Неожиданно для самого себя он оказался на Садовом кольце, рядом с американским посольством. Прошел мимо расчетливо выставленных автомашин, которыми американцы пытались поразить воображение москвичей. Анфертьев только улыбнулся этой наивной хитрости заокеанских идеологов. Постоял перед высотным зданием на площади Восстания — оно возвышалось над ним, как Кара-Даг, который он помнил еще с тех пор, когда студентом на попутных рванул в Крым со своим другом Семидольским, для которого жизнь действительно уготовила не менее семи разных судеб: был Семидольский и начальником изыскательской партии, и домовладельцем, торговал мороженым, несколько лет прослужил горноспасателем, потом женился, еще раз женился, еще раз, но в конце концов оставил это занятие и уехал в свою глухую деревню, где занялся разведением кур и уток. Но на его счастье или несчастье мимо деревни вели дорогу, Семидольский нанялся геодезистом, через сотню километров стал главным инженером, продал дом вместе с живностью и переселился в вагончик дорожных строителей.

Все это вспомнил Анфертьев, пока стоял за водкой, торопясь потом уйти в безопасное место, чтобы сорвать алюминиевую нашлепку с горлышка и, припав к нему, сделать несколько нетерпеливых больших глотков… Он миновал метро «Баррикадная» и шел дальше, не видя жизнерадостных афиш мультиков, где зверюшки выясняли отношения, ссорились и смеялись, искали друзей, обижали их, но потом все-таки мирились, они не могли не помириться со своими друзьями, потому что детишки, посмотрев фильм, могли усомниться в победе добра над злом, могли решить, что подлость выгодна, спесь вызывает уважение, а сила куда надежнее ума и совести.
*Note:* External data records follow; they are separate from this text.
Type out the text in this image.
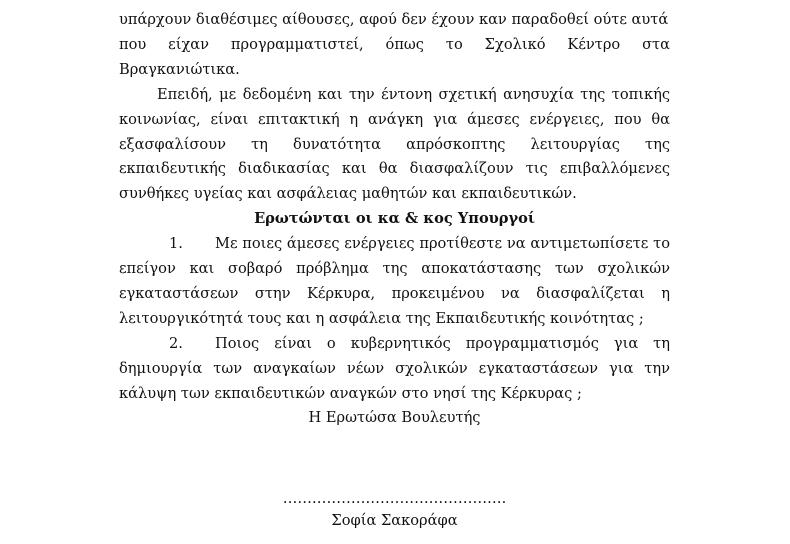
υπάρχουν διαθέσιμες αίθουσες, αφού δεν έχουν καν παραδοθεί ούτε αυτά
που είχαν προγραμματιστεί, όπως το Σχολικό Κέντρο στα Βραγκανιώτικα.

Επειδή, με δεδομένη και την έντονη σχετική ανησυχία της τοπικής κοινωνίας, είναι επιτακτική η ανάγκη για άμεσες ενέργειες, που θα εξασφαλίσουν τη δυνατότητα απρόσκοπτης λειτουργίας της εκπαιδευτικής διαδικασίας και θα διασφαλίζουν τις επιβαλλόμενες συνθήκες υγείας και ασφάλειας μαθητών και εκπαιδευτικών.

Ερωτώνται οι κα & κος Υπουργοί

1. Με ποιες άμεσες ενέργειες προτίθεστε να αντιμετωπίσετε το επείγον και σοβαρό πρόβλημα της αποκατάστασης των σχολικών εγκαταστάσεων στην Κέρκυρα, προκειμένου να διασφαλίζεται η λειτουργικότητά τους και η ασφάλεια της Εκπαιδευτικής κοινότητας ;

2. Ποιος είναι ο κυβερνητικός προγραμματισμός για τη δημιουργία των αναγκαίων νέων σχολικών εγκαταστάσεων για την κάλυψη των εκπαιδευτικών αναγκών στο νησί της Κέρκυρας ;

Η Ερωτώσα Βουλευτής
……………………………………….
Σοφία Σακοράφα
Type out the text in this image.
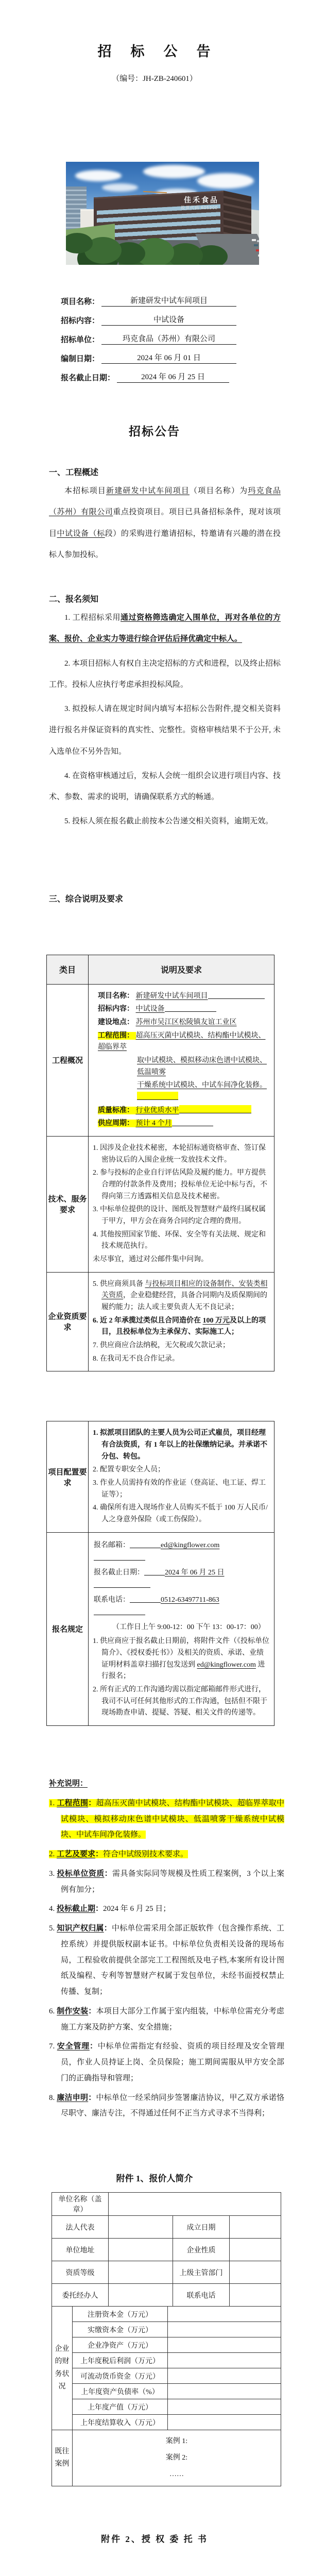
招    标    公    告
（编号：JH-ZB-240601）
佳禾食品
股票代码 605300
项目名称：	新建研发中试车间项目
招标内容：	中试设备
招标单位：	玛克食品（苏州）有限公司
编制日期：	2024 年 06 月 01 日
报名截止日期：	2024 年 06 月 25 日
招标公告
一、工程概述

本招标项目新建研发中试车间项目（项目名称）为玛克食品（苏州）有限公司重点投资项目。项目已具备招标条件，现对该项目中试设备（标段）的采购进行邀请招标，特邀请有兴趣的潜在投标人参加投标。

二、报名须知

1. 工程招标采用通过资格筛选确定入围单位，再对各单位的方案、报价、企业实力等进行综合评估后择优确定中标人。

2. 本项目招标人有权自主决定招标的方式和进程，以及终止招标工作。投标人应执行考虑承担投标风险。

3. 拟投标人请在规定时间内填写本招标公告附件,提交相关资料进行报名并保证资料的真实性、完整性。资格审核结果不于公开, 未入选单位不另外告知。

4. 在资格审核通过后，发标人会统一组织会议进行项目内容、技术、参数、需求的说明，请确保联系方式的畅通。

5. 投标人须在报名截止前按本公告递交相关资料，逾期无效。

三、综合说明及要求
类目	说明及要求
工程概况	
项目名称： 新建研发中试车间项目
招标内容： 中试设备
建设地点： 苏州市吴江区松陵镇友谊工业区
工程范围： 超高压灭菌中试模块、结构酯中试模块、超临界萃
取中试模块、模拟移动床色谱中试模块、低温喷雾
干燥系统中试模块、中试车间净化装修。
质量标准： 行业优质水平
供应周期： 预计 4 个月

技术、服务要求	1. 因涉及企业技术秘密，本轮招标通资格审查、签订保密协议后的入围企业统一发放技术文件。
2. 参与投标的企业自行评估风险及履约能力。甲方提供合理的付款条件及费用；投标单位无论中标与否，不得向第三方透露相关信息及技术秘密。
3. 中标单位提供的设计、图纸及智慧财产最终归属权属于甲方，甲方会在商务合同约定合理的费用。
4. 其他按照国家节能、环保、安全等有关法规、规定和技术规范执行。
未尽事宜，通过对公邮件集中问询。

企业资质要求	5. 供应商须具备 与投标项目相应的设备制作、安装类相关资质，企业稳健经营，具备合同期内及质保期间的履约能力；法人或主要负责人无不良记录；
6. 近 2 年承揽过类似且合同造价在 100 万元及以上的项目，且投标单位为主承保方、实际施工人；
7. 供应商应合法纳税，无欠税或欠款记录；
8. 在我司无不良合作记录。
项目配置要求	1. 拟派项目团队的主要人员为公司正式雇员，项目经理有合法资质，有 1 年以上的社保缴纳记录。并承诺不分包、转包。
2. 配置专职安全人员；
3. 作业人员需持有效的作业证（登高证、电工证、焊工证等）；
4. 确保所有进入现场作业人员购买不低于 100 万人民币/人之身意外保险（或工伤保险）。

报名规定	
报名邮箱：	ed@kingflower.com
报名截止日期：	2024 年 06 月 25 日
联系电话：	0512-63497711-863
（工作日上午 9:00-12：00 下午 13：00-17：00）
1. 供应商应于报名截止日期前，将附件文件（《投标单位简介》、《授权委托书》）及相关的资质、承诺、业绩证明材料盖章扫描打包发送到 ed@kingflower.com 进行报名；
2. 所有正式的工作沟通均需以指定邮箱邮件形式进行，我司不认可任何其他形式的工作沟通，包括但不限于现场勘查申请、提疑、答疑、相关文件的传递等。
补充说明：
1. 工程范围：超高压灭菌中试模块、结构酯中试模块、超临界萃取中试模块、模拟移动床色谱中试模块、低温喷雾干燥系统中试模块、中试车间净化装修。
2. 工艺及要求：符合中试级别技术要求。
3. 投标单位资质：需具备实际同等规模及性质工程案例，3 个以上案例有加分；
4. 投标截止期：2024 年 6 月 25 日；
5. 知识产权归属：中标单位需采用全部正版软件（包含操作系统、工控系统）并提供版权副本证书。中标单位负责相关设备的现场布局，工程验收前提供全部完工工程图纸及电子档,本案所有设计图纸及编程、专利等智慧财产权属于发包单位，未经书面授权禁止传播、复制；
6. 制作安装：本项目大部分工作属于室内组装，中标单位需充分考虑施工方案及防护方案、安全措施；
7. 安全管理：中标单位需指定有经验、资质的项目经理及安全管理员，作业人员持证上岗、全员保险；施工期间需服从甲方安全部门的正确指导和管理；
8. 廉洁申明：中标单位一经采纳同步签署廉洁协议，甲乙双方承诺恪尽职守、廉洁专注，不得通过任何不正当方式寻求不当得利；
附件 1、报价人简介
单位名称（盖章）			
法人代表		成立日期	
单位地址		企业性质	
资质等级		上级主管部门	
委托经办人		联系电话	
企业的财务状况	注册资本金（万元）	
	实缴资本金（万元）	
	企业净资产（万元）	
	上年度税后利润（万元）	
	可流动货币资金（万元）	
	上年度资产负债率（%）	
	上年度产值（万元）	
	上年度结算收入（万元）	
既往案例	
案例 1:
案例 2:
……
附件 2、授 权 委 托 书
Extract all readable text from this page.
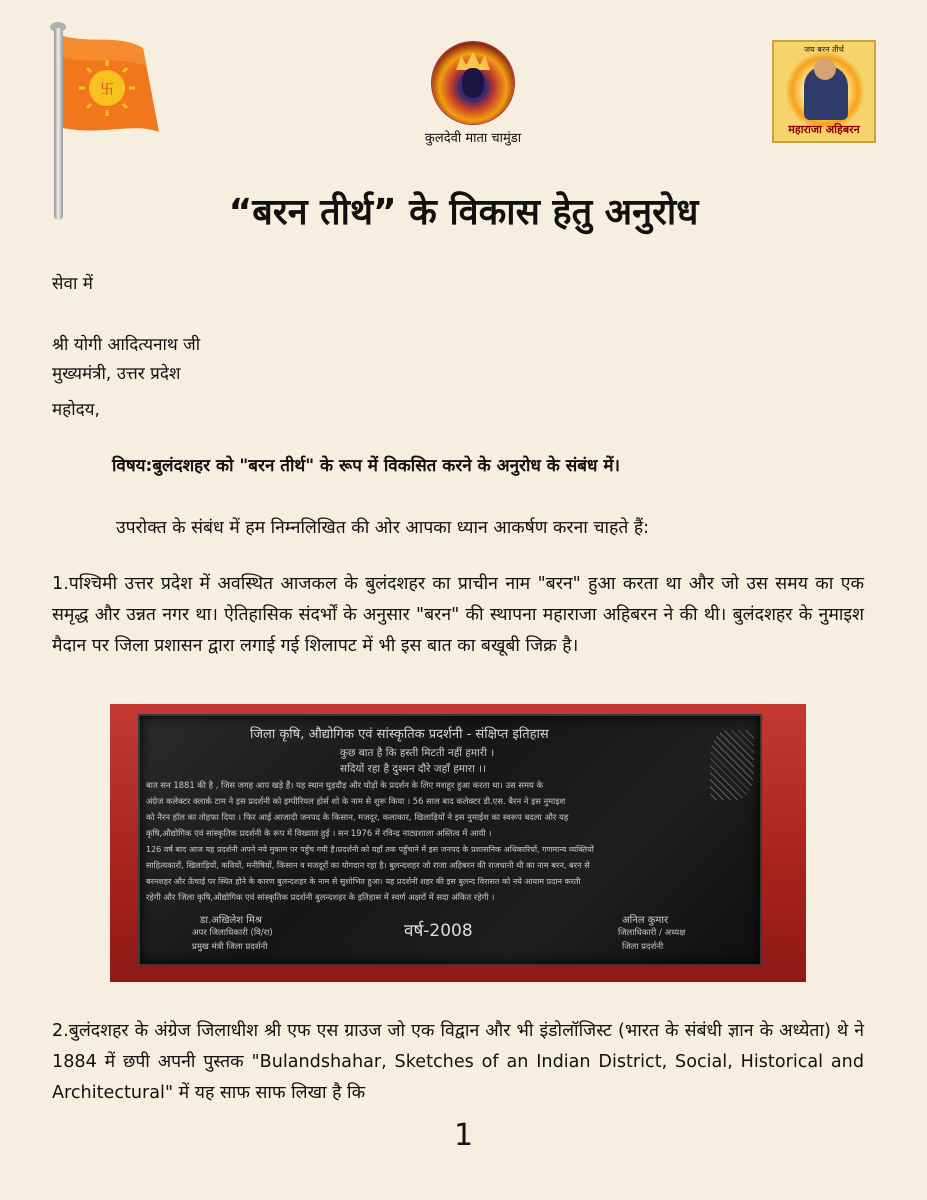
卐
कुलदेवी माता चामुंडा
जय बरन तीर्थ
महाराजा अहिबरन
“बरन तीर्थ” के विकास हेतु अनुरोध
सेवा में
श्री योगी आदित्यनाथ जी
मुख्यमंत्री, उत्तर प्रदेश
महोदय,
विषय:बुलंदशहर को "बरन तीर्थ" के रूप में विकसित करने के अनुरोध के संबंध में।
उपरोक्त के संबंध में हम निम्नलिखित की ओर आपका ध्यान आकर्षण करना चाहते हैं:
1.पश्चिमी उत्तर प्रदेश में अवस्थित आजकल के बुलंदशहर का प्राचीन नाम "बरन" हुआ करता था और जो उस समय का एक समृद्ध और उन्नत नगर था। ऐतिहासिक संदर्भों के अनुसार "बरन" की स्थापना महाराजा अहिबरन ने की थी। बुलंदशहर के नुमाइश मैदान पर जिला प्रशासन द्वारा लगाई गई शिलापट में भी इस बात का बखूबी जिक्र है।
जिला कृषि, औद्योगिक एवं सांस्कृतिक प्रदर्शनी - संक्षिप्त इतिहास
कुछ बात है कि हस्ती मिटती नहीं हमारी ।
सदियों रहा है दुश्मन दौरे जहाँ हमारा ।।
बात सन 1881 की है , जिस जगह आप खड़े हैं। यह स्थान घुड़दौड़ और घोड़ों के प्रदर्शन के लिए मशहूर हुआ करता था। उस समय के
अंग्रेज कलेक्टर क्लार्क टाम ने इस प्रदर्शनी को इम्पीरियल होर्स शो के नाम से शुरू किया । 56 साल बाद कलेक्टर डी.एस. बैरन ने इस नुमाइश
को नैरन हॉल का तोहफा दिया । फिर आई आजादी जनपद के किसान, मजदूर, कलाकार, खिलाड़ियों ने इस नुमाईश का स्वरूप बदला और यह
कृषि,औद्योगिक एवं सांस्कृतिक प्रदर्शनी के रूप में विख्यात हुई । सन 1976 में रविन्द्र नाट्यशाला अस्तित्व में आयी ।
126 वर्ष बाद आज यह प्रदर्शनी अपने नये मुकाम पर पहुँच गयी है।प्रदर्शनी को यहाँ तक पहुँचाने में इस जनपद के प्रशासनिक अधिकारियों, गणमान्य व्यक्तियों
साहित्यकारों, खिलाड़ियों, कवियों, मनीषियों, किसान व मजदूरों का योगदान रहा है। बुलन्दशहर जो राजा अहिबरन की राजधानी थी का नाम बरन, बरन से
बरनशहर और ऊँचाई पर स्थित होने के कारण बुलन्दशहर के नाम से सुशोभित हुआ। यह प्रदर्शनी शहर की इस बुलन्द विरासत को नये आयाम प्रदान करती
रहेगी और जिला कृषि,औद्योगिक एवं सांस्कृतिक प्रदर्शनी बुलन्दशहर के इतिहास में स्वर्ण अक्षरों में सदा अंकित रहेगी ।
डा.अखिलेश मिश्र
अपर जिलाधिकारी (वि/रा)
प्रमुख मंत्री जिला प्रदर्शनी
वर्ष-2008
अनिल कुमार
जिलाधिकारी / अध्यक्ष
जिला प्रदर्शनी
2.बुलंदशहर के अंग्रेज जिलाधीश श्री एफ एस ग्राउज जो एक विद्वान और भी इंडोलॉजिस्ट (भारत के संबंधी ज्ञान के अध्येता) थे ने 1884 में छपी अपनी पुस्तक "Bulandshahar, Sketches of an Indian District, Social, Historical and Architectural" में यह साफ साफ लिखा है कि
1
Выпив в темноте подъезда почти половину бутылки единым духом, Вадим Кузьмич обнаружил, что заткнуть ее нечем. Подобрав с асфальта несколько кленовых листьев, он свернул их в плотный валик и, откусив бахрому, заткнул бутылку этой осенней пробкой. Сунув ее в карман, Анфертьев уже безбоязненно вышел на свет фонаря. Теперь никто не может поймать его на распитии спиртного в общественном месте, никто не будет писать суровых писем на работу с требованием наказать его примерно, премии лишить, снять с очереди на получение квартиры, не давать путевок в пионерские лагеря его детям, не придет указаний плакат у проходной вывесить, чтоб все смеялись над ним, пальцами на него показывали, комья земли ему вслед бросали и улюлюкали и чтоб по телевизору его показали.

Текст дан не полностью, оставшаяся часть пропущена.